Too many times, I’ve heard company CEOs say, “We don’t need to spend money on a crisis comms plan – we haven’t had a crisis in many years, why bother now? We’ll take on a crisis communications agency if we ever need one.”

The trouble is, by the time they do need one, it’s too late and the crisis is already taking hold, causing potential long-term damage to that company’s long built-up reputation that may take years to rebuild, or, at worst, wipe out the company completely.

It’s when things are running smoothly that brands should consider having a crisis plan in place to cover all eventualities. But what should such a plan involve?

Here are some of the basics:

  1. Consider the variables: what are the likely – and less likely – crisis scenarios your company could face? This provides the opportunity to tailor your crisis comms plan accordingly.
  2. Identify the team that would be in charge and the relevant approvals structure, e.g. who is responsible for managing which areas; signing off holding statements; speaking to the media, etc.?
  3. Identify official senior spokespeople and ensure they are fully media-trained. A nervous-sounding CEO who stumbles over their words will not inspire confidence in the media or public, so make sure the selected spokespeople are well prepared.
  4. Set up a process for notification and monitoring systems.

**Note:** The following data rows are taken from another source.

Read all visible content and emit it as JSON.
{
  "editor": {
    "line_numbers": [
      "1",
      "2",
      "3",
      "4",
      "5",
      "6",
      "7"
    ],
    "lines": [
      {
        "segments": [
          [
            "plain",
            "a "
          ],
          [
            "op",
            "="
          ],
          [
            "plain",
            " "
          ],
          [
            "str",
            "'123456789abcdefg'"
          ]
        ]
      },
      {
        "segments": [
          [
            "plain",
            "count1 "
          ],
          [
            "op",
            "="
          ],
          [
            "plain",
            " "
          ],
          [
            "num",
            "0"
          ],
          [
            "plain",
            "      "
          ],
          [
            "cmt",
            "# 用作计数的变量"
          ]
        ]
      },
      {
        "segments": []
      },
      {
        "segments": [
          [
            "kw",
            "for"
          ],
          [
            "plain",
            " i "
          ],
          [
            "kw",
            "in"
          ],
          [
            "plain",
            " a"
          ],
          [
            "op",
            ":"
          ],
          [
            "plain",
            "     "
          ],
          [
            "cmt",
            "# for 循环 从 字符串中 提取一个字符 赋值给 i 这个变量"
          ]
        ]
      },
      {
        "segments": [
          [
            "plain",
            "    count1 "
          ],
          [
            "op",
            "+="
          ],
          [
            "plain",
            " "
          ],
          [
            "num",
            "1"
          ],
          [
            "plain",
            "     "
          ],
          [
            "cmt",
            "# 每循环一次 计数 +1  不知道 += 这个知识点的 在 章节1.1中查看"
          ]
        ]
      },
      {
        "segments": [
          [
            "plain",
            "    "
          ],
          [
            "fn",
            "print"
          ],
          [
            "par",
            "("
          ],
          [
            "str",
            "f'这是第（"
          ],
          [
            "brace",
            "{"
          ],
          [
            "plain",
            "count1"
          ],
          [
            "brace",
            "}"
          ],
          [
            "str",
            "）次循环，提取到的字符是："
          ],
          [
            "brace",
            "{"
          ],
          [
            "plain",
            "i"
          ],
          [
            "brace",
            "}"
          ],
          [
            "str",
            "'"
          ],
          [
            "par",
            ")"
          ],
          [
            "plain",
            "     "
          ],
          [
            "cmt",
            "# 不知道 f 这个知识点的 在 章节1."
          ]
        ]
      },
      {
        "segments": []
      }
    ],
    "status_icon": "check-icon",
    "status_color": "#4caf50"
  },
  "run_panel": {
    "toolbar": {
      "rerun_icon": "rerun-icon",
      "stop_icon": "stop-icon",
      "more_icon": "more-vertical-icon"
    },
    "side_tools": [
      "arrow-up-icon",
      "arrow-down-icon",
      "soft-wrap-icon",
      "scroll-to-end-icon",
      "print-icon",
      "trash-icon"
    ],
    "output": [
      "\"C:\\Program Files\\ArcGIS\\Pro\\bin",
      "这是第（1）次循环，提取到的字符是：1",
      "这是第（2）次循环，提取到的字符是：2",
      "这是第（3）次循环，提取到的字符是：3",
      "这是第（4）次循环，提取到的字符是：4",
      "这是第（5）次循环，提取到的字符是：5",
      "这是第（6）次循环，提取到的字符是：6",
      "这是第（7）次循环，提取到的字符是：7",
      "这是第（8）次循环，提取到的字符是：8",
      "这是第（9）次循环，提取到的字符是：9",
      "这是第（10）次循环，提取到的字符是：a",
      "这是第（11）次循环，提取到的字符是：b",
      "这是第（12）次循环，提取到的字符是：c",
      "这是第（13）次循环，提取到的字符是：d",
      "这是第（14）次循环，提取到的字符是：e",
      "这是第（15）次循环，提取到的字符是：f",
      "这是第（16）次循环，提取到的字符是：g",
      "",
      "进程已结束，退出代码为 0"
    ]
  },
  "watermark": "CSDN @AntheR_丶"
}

This includes monitoring social media and the internet; speed is of the essence and real-time responses are vital.
  5. Identify your stakeholders to ensure they are kept in the loop.
  6. Conduct a post-crisis analysis to see what worked and what needs improvement, then update the crisis comms plan accordingly.

It’s very easy for a company to get it wrong when it comes to managing a crisis situation, but with forward planning, a clear strategy, and the right team structure in place, the process of managing a crisis need not become an issue in itself.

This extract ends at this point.